Par contre, j’ai un bémol sur la dernière partie du livre (sur la guerre à la nature). Je trouve qu’elle tend à essentialiser les femmes, même si elle s’en défend. J’ai vraiment été gênée par la fin de l’ouvrage. Pour le reste, super intéressant !
Je note la référence Ainsi soit-elle, merci du tuyau !
Je suis d’accord que partir en guerre est une idée bien trop violente – et même généraliste – pour que je sois d’accord. Œuvrer pour changer la situation et dire qu’elle ne me convient pas m’apparaissent comme des actions plus stratégiques. C’est aussi dans cette partie que Mona Chollet développe le regard que la médecine pose sur les femmes, point précis que je partage (j’ai bien trop d’exemples en tête, personnels ou de mon entourage pour mettre des œillères). Mais dans l’ensemble on se rejoint, un essai intéressant à découvrir 🙂
J’ai lu des critiques très sévères sur ce livre mais n’en ait pas retenu l’essence, je sais juste que le jour où je pencherai sur l’éventuel achat de ce livre il faut que je les remette en perspective avec des critiques positives, pour faire mon choix.
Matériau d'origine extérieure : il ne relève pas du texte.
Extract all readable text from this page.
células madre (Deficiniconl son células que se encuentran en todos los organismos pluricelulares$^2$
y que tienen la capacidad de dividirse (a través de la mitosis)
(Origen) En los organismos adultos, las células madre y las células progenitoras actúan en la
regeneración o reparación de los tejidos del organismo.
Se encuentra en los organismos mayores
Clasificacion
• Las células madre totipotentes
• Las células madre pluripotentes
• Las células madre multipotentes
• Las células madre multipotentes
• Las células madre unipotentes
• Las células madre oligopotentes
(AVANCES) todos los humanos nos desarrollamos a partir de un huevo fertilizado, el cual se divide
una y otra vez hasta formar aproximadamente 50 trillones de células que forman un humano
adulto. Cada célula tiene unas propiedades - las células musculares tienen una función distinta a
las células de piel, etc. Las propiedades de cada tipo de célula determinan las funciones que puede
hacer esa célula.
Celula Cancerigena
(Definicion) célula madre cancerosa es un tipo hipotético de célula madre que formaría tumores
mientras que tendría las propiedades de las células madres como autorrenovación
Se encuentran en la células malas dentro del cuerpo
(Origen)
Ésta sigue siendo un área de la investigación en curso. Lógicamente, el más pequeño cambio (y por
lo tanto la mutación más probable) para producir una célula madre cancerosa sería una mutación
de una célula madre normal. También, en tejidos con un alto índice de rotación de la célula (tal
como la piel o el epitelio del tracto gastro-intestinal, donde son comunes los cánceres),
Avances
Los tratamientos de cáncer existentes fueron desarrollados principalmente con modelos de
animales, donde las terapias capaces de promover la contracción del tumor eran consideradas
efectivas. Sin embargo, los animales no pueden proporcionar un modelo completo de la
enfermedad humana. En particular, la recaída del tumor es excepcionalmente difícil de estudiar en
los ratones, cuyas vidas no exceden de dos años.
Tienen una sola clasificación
Je pense qu’il est question de sensibilité et d’ouverture aussi. Je n’attendais rien de cet essai et j’étais curieuse de voir ce que Mona Chollet avait à dire donc je l’ai bien reçu. Je n’avais pas d’attente car je savais a priori qu’elle développait des réflexions personnelles (elle n’a jamais véhiculé l’idée de vouloir être une fervente défenseuse du féminisme avec majuscule). Ceci dit, je suis intriguée de savoir ce que reprochent les autres lecteurs à cet ouvrage, je vais aller à la pêche aux avis.
J’achète pratiquement tous les Mona Chollet au boulot, faudra quand même que j’en lise un jour (celui-là peut-être d’ailleurs, vu comment il buzz)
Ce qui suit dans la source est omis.